AACR 2018
Scientific Posters

Below you will find a summary for each of the 8 posters presented by Q2 Solutions | EA Genomics scientists and collaborators at AACR 2018. Download each poster to learn more.

  1. Tumor Mutational Burden: Guidelines for derivation and robustness of measurement” presented by Natalie Mola and colleagues described a new method for calculating tumor mutation burden (TMB) that reduces false positives in TMB estimates.

  2. Dan Su and co-authors illustrated in the poster “Optimization of an RNA sequencing method for low-quantity degraded samples”, an RNA access method to further improve the competitiveness of our service.

  3. Wendell Jones and collaborators from Levine Cancer Institute-Carolinas HealthCare Center discussed “Long-Term Disease-Free Survival in High Grade Serous Ovarian Cancer (HGSOC) is Dependent on Immune Microenvironment Characteristics of Primary Tumor” and showed that immune cell gene expression signatures could be used predictively and prognostically.

  4. Effect of tumor purity on somatic mutation detection using next generation sequencing technology: A benchmarking study” co-authored by Wendell Jones and collaborators from the SEQC2 (Sequencing Quality Control Consortium) discussed optimal methods for variant detection and structural variation in tumors and normal cells.

  5. Sensitive detection of MET exon 14 skipping by RT-qPCR and next generation sequencing”, by Mukund Patel and colleagues illustrated the development of an RNA-based RT-qPCR assay that detects the challenging MET exon 14 skipping with excellent analytical sensitivity.

  6. Jeff Jasper and co-authors described development of an RNA-based fusion detection algorithm to improve identification of cancer-associated rearrangements in RNA sequencing data in their poster “STAR-SEQR: Accurate fusion detection and support for fusion neoantigen applications.”
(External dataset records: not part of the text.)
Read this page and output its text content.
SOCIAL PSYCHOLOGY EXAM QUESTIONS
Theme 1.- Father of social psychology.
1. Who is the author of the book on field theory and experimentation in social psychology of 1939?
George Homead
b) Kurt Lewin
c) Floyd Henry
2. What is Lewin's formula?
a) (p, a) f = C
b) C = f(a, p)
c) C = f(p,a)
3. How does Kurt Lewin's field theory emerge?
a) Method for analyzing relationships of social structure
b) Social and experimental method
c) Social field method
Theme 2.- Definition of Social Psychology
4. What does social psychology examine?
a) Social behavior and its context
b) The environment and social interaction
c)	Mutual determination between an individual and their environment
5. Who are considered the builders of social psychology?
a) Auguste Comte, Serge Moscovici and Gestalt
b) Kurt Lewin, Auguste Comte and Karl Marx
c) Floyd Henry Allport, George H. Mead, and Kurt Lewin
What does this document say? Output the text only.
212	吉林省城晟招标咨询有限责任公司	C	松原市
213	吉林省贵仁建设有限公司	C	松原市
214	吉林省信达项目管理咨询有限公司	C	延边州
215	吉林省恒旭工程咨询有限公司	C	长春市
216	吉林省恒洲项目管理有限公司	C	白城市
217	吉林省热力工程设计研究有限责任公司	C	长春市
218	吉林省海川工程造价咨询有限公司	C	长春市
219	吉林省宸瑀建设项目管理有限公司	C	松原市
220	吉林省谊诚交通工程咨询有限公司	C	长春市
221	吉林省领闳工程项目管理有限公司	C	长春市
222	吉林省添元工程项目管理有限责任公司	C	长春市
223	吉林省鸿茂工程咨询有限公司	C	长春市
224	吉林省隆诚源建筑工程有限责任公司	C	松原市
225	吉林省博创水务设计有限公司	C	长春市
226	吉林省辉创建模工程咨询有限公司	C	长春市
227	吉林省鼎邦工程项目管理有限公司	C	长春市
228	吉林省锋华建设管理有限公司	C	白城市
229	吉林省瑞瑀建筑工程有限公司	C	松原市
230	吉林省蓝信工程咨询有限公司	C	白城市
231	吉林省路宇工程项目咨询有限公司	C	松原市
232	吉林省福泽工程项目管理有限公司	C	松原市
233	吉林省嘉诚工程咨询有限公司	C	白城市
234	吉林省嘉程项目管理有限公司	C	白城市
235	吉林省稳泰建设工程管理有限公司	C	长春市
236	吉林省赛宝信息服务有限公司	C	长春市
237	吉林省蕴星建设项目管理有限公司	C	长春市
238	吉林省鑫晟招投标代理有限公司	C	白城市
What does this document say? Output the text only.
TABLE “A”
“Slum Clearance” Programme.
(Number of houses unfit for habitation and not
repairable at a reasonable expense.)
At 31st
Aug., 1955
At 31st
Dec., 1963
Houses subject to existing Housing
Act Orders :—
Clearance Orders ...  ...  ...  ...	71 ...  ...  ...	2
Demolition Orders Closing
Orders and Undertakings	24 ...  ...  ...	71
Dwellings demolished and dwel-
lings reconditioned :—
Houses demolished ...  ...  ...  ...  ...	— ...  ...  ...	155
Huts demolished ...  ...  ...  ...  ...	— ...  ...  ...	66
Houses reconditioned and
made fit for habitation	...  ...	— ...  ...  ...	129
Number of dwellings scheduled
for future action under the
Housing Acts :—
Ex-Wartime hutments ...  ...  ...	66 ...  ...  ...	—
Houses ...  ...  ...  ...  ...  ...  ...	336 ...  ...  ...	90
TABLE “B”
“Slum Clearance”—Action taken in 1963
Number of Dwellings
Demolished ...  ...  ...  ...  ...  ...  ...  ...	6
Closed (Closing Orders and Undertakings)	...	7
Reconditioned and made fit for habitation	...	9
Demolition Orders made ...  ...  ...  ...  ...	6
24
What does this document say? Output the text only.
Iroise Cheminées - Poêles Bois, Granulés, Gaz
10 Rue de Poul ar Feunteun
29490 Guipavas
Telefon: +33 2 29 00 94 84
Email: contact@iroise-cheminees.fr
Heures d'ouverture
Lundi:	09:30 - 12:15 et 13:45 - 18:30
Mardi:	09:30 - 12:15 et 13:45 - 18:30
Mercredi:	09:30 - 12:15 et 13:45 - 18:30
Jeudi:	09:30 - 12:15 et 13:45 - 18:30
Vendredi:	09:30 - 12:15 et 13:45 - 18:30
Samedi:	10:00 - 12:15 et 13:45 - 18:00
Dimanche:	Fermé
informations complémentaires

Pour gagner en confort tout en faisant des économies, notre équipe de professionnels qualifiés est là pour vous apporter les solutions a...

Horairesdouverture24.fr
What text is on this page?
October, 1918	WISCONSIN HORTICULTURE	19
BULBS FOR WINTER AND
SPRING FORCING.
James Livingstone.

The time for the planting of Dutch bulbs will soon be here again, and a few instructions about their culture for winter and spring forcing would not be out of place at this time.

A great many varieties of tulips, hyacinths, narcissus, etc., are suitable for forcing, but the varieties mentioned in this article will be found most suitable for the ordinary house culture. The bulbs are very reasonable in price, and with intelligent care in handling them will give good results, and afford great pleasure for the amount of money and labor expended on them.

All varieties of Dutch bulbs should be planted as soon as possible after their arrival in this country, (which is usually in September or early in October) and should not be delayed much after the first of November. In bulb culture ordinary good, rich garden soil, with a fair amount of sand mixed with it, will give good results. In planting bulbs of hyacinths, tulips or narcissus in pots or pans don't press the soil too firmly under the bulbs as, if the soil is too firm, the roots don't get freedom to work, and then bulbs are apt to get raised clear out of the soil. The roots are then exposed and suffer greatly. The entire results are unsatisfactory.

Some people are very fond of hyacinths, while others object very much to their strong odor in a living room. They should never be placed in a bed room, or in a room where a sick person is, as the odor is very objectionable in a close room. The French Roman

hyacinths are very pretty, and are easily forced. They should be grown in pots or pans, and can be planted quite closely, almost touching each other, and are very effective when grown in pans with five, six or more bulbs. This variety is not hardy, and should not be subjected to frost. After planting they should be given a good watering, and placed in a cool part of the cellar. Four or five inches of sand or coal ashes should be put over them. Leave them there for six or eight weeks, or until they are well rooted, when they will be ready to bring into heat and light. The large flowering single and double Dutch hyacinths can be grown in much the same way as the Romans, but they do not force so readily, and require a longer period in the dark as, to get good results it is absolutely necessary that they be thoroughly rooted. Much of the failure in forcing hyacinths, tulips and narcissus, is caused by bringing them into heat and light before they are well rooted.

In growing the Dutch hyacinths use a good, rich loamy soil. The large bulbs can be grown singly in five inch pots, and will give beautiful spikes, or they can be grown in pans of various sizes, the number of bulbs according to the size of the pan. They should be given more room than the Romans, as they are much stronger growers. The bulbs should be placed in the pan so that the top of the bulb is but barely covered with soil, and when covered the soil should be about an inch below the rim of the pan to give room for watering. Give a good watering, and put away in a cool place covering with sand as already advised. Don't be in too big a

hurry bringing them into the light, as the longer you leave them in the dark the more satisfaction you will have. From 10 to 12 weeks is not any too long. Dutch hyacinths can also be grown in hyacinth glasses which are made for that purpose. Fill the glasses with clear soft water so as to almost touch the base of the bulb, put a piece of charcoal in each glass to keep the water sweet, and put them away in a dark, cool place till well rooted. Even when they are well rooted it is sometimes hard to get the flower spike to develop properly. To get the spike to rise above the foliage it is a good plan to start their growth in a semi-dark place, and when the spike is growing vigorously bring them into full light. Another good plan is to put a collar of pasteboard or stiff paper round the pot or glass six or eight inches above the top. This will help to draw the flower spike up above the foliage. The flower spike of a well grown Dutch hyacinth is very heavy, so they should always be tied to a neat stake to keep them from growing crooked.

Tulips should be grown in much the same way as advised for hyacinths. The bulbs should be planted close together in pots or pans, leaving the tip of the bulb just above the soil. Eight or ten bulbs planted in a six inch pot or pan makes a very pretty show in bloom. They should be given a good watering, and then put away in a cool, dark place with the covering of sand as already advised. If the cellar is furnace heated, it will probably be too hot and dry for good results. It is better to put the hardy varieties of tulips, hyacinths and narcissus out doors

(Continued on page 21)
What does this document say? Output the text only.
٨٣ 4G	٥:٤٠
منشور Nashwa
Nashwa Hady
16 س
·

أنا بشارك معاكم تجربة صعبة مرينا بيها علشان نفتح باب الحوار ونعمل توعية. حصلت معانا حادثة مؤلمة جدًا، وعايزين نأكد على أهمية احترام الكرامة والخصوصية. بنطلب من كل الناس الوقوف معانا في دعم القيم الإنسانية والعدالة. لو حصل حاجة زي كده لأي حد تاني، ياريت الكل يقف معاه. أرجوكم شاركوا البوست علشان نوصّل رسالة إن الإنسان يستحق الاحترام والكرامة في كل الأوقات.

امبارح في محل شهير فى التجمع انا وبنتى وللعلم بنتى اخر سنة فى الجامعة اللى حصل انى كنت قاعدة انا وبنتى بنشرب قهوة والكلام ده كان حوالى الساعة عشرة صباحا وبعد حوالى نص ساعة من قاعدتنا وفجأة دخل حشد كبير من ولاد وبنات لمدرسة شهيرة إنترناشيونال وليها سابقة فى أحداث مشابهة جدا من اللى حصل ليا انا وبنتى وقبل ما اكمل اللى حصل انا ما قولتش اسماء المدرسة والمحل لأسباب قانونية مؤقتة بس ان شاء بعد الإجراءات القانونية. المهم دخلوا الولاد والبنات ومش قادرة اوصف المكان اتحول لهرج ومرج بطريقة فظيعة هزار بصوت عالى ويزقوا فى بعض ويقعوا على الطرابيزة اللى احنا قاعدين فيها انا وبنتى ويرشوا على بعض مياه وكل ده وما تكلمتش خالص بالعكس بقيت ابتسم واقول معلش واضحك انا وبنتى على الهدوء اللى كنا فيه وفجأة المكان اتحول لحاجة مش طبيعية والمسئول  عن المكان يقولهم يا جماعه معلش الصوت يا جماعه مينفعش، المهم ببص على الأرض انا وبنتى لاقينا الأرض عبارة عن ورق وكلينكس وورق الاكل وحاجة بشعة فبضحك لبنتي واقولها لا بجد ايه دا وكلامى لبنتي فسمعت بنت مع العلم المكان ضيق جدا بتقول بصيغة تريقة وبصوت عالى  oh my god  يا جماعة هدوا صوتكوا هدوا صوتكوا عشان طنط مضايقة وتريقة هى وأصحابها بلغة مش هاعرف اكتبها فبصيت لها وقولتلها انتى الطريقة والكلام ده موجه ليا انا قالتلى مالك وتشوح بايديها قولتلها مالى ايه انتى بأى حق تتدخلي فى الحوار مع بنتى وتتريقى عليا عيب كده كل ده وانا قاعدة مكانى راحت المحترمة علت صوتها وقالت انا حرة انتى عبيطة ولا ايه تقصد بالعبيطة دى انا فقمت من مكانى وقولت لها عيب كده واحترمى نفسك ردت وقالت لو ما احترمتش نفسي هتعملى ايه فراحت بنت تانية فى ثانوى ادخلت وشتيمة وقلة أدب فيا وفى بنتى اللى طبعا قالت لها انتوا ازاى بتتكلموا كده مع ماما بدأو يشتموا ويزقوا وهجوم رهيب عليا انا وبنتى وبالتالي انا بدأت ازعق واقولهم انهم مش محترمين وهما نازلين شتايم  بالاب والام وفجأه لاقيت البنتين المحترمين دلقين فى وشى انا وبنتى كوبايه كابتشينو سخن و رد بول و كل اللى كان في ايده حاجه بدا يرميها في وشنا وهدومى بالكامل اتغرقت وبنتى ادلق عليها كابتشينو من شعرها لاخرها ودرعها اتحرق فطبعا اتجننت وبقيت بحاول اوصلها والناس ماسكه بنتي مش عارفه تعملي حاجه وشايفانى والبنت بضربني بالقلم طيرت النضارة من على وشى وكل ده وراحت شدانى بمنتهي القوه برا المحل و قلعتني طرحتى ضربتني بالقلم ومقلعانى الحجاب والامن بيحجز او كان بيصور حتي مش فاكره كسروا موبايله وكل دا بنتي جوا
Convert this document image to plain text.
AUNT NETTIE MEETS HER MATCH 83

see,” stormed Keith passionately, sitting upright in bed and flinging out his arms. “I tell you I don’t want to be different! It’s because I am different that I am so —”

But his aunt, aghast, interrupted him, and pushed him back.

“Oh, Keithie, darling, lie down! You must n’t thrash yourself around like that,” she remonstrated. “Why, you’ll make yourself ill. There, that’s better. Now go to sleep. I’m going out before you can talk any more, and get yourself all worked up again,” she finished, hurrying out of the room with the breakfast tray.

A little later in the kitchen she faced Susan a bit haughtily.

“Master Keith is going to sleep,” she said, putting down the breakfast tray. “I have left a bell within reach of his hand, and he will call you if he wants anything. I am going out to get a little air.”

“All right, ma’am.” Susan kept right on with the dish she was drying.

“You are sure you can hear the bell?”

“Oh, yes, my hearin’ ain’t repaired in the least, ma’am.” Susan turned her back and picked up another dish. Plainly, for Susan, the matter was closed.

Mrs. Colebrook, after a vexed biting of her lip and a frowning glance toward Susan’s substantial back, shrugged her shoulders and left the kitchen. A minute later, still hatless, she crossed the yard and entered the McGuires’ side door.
  7. Effects of sequencing parameters and panel size on mutational burden calculations” presented by Natalie Mola and colleagues illustrated that Tumor Mutational Burden (TMB) could be accurately calculated using only a small panel of genes (Q2 Solutions Comprehensive Cancer Panel, QCCP) rather than whole exome sequencing.

  8. Yiqing Tian and colleagues presented a machine learning approach and preliminary data to call TMB from tumor only samples rather than requiring both tumor and normal in the poster “Method for normal-independent calculation of TMB.”